In 1992, FPS had eight employees with programs in several fruit and nut crop species, grapes, strawberry, and roses. In September 1994, FPS moved into the new National Grape Importation and Clean Stock Facility, a state-of-the-art building funded by a combination of federal, state and industry support. The new facility allowed expansion of existing services and space to conduct research to improve disease detection and elimination. Under Deborah’s leadership FPS and its programs have grown considerably. She revived the grape importation program that was dormant for several years. This was something the industry requested and was considered of high importance when she came to Davis. Currently, the FPS grape collection serves as the source of all material for the California Grapevine Registration & Certification Program and has grown to over 900 cultivars. It represents a great diversity of grape plant material and highly sought-after foreign selections progressed through quarantine as FPS is the largest grape importation facility in the United States.

Early in Deborah’s career as director, the UCB#1 pistachio seed production operation was transferred to FPS and now also includes cultivars developed through the UC Pistachio Breeding Program. The sweet potato clean stock program was also added and is the west coast source for virus-tested sweet potato stock. As an avid gardener, Deborah has a special interest in roses. She has greatly advanced the rose program which has grown from 365 to more than 800 rose scion and eight understock cultivars. It is the largest public collection of virus-tested roses in the United States and is an important resource for nurseries and growers throughout the country.

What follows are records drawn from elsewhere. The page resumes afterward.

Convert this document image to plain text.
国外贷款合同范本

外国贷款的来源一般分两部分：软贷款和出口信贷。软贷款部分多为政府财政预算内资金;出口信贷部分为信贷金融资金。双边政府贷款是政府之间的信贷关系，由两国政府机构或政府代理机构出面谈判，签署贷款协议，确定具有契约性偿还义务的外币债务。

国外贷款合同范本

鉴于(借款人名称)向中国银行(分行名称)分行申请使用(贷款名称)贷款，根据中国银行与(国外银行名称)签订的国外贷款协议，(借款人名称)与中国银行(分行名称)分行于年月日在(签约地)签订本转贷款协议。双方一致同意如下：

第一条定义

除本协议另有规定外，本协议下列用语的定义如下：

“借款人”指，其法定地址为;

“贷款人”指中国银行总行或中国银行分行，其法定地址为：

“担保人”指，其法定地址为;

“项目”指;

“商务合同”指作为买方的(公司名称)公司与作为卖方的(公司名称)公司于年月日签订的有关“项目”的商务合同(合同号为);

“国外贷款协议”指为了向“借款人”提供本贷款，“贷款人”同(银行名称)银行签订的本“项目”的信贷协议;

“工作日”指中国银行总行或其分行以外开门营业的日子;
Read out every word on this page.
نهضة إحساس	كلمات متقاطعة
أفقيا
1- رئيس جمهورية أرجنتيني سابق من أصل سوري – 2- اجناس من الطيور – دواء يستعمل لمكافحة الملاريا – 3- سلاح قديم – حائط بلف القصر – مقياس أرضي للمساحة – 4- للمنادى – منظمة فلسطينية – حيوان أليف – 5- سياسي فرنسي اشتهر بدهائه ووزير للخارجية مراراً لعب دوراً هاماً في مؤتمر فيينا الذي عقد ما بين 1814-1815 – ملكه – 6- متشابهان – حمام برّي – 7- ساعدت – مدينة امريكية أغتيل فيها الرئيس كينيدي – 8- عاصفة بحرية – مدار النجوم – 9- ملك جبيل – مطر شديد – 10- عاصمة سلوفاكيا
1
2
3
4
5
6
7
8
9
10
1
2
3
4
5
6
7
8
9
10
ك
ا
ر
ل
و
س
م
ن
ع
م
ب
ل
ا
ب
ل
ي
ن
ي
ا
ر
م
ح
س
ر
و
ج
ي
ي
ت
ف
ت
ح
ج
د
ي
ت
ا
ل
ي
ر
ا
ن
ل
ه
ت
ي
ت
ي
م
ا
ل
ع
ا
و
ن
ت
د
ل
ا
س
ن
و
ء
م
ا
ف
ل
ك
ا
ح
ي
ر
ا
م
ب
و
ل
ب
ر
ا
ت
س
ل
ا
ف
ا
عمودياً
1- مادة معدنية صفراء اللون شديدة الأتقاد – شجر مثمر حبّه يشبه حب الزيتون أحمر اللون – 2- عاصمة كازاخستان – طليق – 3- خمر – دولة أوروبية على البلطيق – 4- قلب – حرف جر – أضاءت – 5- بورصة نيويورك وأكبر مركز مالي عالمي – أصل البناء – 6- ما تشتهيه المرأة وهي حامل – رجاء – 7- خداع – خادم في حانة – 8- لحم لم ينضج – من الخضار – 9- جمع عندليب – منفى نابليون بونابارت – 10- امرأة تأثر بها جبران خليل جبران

In 2012, FPS supporters celebrated the dedication of the Trinchero Family Estates Building that offered a conference room for FPS industry meetings as well as much needed space for expanding programs and technology. With programs now in fruit and nut trees (Prunus spp., pome fruit, pistachios, and olives), grapes, strawberries, roses and sweet potatoes, FPS has 45 employees and maintains over 100 acres of grapevines, roses, and trees for the benefit of the respective industries. The research and service programs Deborah has managed at FPS have played a key national and international role in improved methods of pathogen detection, streamlining virus elimination techniques for clean stock and quarantine programs, and distributing new crop varieties and healthy planting stocks.

Deborah’s leadership role in the National Clean Plant Network (NCPN), established in 2008, make her a leading advocate for clean plant use and the technologies and research used for clean plant production. She was instrumental in the formation of the NCPN and served as Chair of the NCPN-Grapes Committee from its inception. FPS has served as an important contact point for outreach efforts to provide information about our crops and has maintained regular contact with nurseries, growers, consultants, and regulatory stakeholders. Deborah is one of the top grape research and extension administrators in the country.

In retirement, Deborah hopes to spend a great deal of time in her garden, with her grandchildren, and traveling with her husband, Dick Hoenisch.

We thank Deborah for her many years of dedication to the crop industries that she has helped advance through her research, outreach, and service. FPS staff is especially grateful to Deborah for her guidance, leadership, and thoughtful expansion of FPS programs over the years. FPS will hold a retirement celebration for Deborah in the fall.